SCPs Effects on Permissions
- never grant permissions but define the maximum permissions for the affected accounts.
- Users and roles must still be granted permissions with appropriate IAM permission policies. A user without any IAM permission policies has no access at all, even if the applicable SCPs allow all services and all actions.
- limits permissions for entities in member accounts, including each AWS account root user.
- does not limit actions performed by the master or management account.
- does not affect any service-linked role. Service-linked roles enable other AWS services to integrate with AWS Organizations and can’t be restricted by SCPs.
- affect only IAM users or roles that are managed by accounts that are part of the organization. They don’t affect users or roles from accounts outside the organization.
- don’t affect resource-based policies directly.
SCPs Strategies
- By default, an SCP named
FullAWSAccess
is attached to every root, OU, and account, which allows all actions and all services. - Blacklist or Deny Strategy
- actions are allowed by default and services and actions to be prohibited need to be specified.
- blacklist permissions using deny statements can be assigned in combination with the default
FullAWSAccess
SCP. - using deny statements in SCPs require less maintenance because they don’t need to be updated when AWS adds new services.
- deny statements usually use less space, thus making it easier to stay within SCP size limits.
- Whitelist or Allow Strategy
- actions are prohibited by default, and you specify what services and actions are allowed.
- whitelist permissions can be assigned, by removing the default
FullAWSAccess
SCP. - allows SCP that explicitly permits only those allowed services and actions
SCPs Testing Effects
- don’t attach SCPs to the root of the organization without thoroughly testing the impact that the policy has on accounts.
- Create an OU that the accounts can be moved into one at a time, or at least in small numbers, to ensure that users are not inadvertently locked out of key services.
AWS Certification Exam Practice Questions
- Questions are collected from Internet and the answers are marked as per my knowledge and understanding (which might differ with yours).
- AWS services are updated everyday and both the answers and questions might be outdated soon, so research accordingly.
- AWS exam questions are not updated to keep up the pace with AWS updates, so even if the underlying feature has changed the question might not be updated
- Open to further feedback, discussion and correction.
- Your company is planning on setting up multiple accounts in AWS. The IT Security department has a requirement to ensure that certain services and actions are not allowed across all accounts. How would the system admin achieve this in the most EFFECTIVE way possible?

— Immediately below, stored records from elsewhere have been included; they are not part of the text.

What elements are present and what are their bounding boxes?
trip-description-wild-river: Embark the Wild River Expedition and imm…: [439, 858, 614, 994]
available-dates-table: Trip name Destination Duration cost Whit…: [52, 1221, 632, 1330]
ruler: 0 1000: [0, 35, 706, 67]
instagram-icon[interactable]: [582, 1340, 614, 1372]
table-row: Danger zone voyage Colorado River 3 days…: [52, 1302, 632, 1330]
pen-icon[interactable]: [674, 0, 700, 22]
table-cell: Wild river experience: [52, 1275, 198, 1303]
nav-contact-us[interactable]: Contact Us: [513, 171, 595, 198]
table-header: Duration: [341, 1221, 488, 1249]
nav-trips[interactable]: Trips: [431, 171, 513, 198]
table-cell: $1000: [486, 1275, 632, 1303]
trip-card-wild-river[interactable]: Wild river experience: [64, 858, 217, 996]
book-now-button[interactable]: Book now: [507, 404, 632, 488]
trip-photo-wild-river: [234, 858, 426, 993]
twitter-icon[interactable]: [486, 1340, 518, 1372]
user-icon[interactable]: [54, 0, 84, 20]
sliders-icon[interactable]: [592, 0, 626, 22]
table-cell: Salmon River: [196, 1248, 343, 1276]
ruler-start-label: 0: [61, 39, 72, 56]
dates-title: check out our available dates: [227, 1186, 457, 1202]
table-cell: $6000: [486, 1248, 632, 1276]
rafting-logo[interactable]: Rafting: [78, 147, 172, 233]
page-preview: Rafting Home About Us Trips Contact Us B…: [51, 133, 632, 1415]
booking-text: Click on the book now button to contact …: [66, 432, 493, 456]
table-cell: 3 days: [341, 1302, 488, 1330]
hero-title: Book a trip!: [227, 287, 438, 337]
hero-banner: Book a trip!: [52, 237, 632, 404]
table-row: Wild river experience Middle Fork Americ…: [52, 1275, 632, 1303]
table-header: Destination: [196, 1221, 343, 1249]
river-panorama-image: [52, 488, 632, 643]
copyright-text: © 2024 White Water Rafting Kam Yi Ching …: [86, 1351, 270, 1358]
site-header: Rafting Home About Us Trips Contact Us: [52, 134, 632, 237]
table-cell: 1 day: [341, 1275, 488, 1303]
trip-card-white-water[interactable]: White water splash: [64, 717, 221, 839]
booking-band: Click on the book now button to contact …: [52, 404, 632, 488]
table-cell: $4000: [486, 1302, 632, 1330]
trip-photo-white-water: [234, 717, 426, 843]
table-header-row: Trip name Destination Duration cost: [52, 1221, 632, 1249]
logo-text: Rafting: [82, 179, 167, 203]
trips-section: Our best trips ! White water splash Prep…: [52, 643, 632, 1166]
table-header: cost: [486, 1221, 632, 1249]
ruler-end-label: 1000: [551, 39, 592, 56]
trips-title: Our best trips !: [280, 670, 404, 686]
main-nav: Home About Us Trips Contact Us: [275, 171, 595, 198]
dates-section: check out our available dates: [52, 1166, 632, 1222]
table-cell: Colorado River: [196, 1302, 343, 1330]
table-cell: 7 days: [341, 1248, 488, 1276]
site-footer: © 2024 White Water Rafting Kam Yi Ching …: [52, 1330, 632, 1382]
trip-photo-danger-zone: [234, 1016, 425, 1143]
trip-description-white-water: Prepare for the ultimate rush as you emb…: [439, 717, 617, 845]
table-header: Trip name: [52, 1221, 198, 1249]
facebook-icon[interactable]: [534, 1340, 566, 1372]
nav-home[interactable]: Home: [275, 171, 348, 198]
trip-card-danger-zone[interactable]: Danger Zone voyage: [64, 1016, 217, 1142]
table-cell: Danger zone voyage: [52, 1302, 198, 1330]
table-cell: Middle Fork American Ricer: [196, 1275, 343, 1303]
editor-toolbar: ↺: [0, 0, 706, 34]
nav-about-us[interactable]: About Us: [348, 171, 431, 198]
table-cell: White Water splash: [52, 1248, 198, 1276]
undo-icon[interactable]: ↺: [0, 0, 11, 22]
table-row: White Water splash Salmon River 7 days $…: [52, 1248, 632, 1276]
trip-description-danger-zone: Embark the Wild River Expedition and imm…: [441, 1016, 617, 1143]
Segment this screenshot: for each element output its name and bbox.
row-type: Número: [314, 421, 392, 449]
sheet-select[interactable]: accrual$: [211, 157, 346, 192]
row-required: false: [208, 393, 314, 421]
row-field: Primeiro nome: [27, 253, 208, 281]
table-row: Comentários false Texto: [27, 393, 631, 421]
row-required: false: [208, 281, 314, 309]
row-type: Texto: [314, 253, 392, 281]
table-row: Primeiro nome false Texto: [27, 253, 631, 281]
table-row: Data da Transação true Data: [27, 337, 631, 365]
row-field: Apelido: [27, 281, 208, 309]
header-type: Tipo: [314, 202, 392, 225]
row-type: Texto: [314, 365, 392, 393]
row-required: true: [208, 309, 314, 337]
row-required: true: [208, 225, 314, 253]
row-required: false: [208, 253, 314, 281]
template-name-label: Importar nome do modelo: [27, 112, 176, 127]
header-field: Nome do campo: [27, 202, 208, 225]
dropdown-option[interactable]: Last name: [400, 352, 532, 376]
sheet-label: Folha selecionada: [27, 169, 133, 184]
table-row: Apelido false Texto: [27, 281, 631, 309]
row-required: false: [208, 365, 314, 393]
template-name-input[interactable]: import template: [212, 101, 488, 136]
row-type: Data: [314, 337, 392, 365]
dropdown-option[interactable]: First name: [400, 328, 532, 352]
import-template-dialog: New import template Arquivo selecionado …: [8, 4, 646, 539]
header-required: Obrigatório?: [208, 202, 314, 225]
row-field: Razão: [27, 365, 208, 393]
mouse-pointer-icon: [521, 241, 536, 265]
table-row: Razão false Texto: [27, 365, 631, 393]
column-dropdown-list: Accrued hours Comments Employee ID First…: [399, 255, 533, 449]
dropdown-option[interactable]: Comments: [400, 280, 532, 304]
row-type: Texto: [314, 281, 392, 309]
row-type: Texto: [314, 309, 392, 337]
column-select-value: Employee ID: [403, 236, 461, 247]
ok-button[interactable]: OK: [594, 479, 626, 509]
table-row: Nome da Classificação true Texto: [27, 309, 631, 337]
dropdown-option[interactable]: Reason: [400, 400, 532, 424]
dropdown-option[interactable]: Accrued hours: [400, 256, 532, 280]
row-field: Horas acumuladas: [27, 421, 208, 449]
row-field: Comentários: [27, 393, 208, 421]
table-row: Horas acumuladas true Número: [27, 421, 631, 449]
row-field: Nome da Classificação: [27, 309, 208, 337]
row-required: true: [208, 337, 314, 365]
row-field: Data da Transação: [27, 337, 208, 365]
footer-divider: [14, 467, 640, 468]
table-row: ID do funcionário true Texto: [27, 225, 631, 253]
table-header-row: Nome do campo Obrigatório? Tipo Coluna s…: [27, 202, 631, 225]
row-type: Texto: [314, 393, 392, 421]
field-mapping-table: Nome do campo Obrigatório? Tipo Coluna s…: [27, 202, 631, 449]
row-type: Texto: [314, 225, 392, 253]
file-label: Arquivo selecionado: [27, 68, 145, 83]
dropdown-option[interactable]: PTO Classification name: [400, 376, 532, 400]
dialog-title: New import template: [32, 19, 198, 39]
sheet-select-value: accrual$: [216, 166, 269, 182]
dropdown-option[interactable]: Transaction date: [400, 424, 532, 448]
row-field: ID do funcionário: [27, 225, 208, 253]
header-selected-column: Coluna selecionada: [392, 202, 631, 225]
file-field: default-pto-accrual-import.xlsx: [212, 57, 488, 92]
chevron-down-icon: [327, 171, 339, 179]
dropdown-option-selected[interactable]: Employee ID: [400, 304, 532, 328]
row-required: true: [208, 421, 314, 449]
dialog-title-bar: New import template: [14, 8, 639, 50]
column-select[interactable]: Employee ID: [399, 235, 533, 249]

- Create a common IAM policy that can be applied across all accounts
- Create an IAM policy per account and apply them accordingly
- Deny the services to be used across accounts by contacting AWS support
- Use AWS Organizations and Service Control Policies
- You are in the process of implementing AWS Organizations for your company. At your previous company, you saw an Organizations implementation go bad when an SCP (Service Control Policy) was applied at the root of the organization before being thoroughly tested. In what way can an SCP be properly tested and implemented?
- Back up your entire Organization to S3 and restore rollback and restore if something goes wrong
- The SCP must be verified with AWS before it is implemented to avoid any problems.
- Mirror your Organizational Unit in another region. Apply the SCP and test it. Once testing is complete, attach the SCP to the root of your organization.
- Create an Organizational Unit (OU). Attach the SCP to this new OU. Move your accounts in one at a time to ensure that you don’t inadvertently lock users out of key services.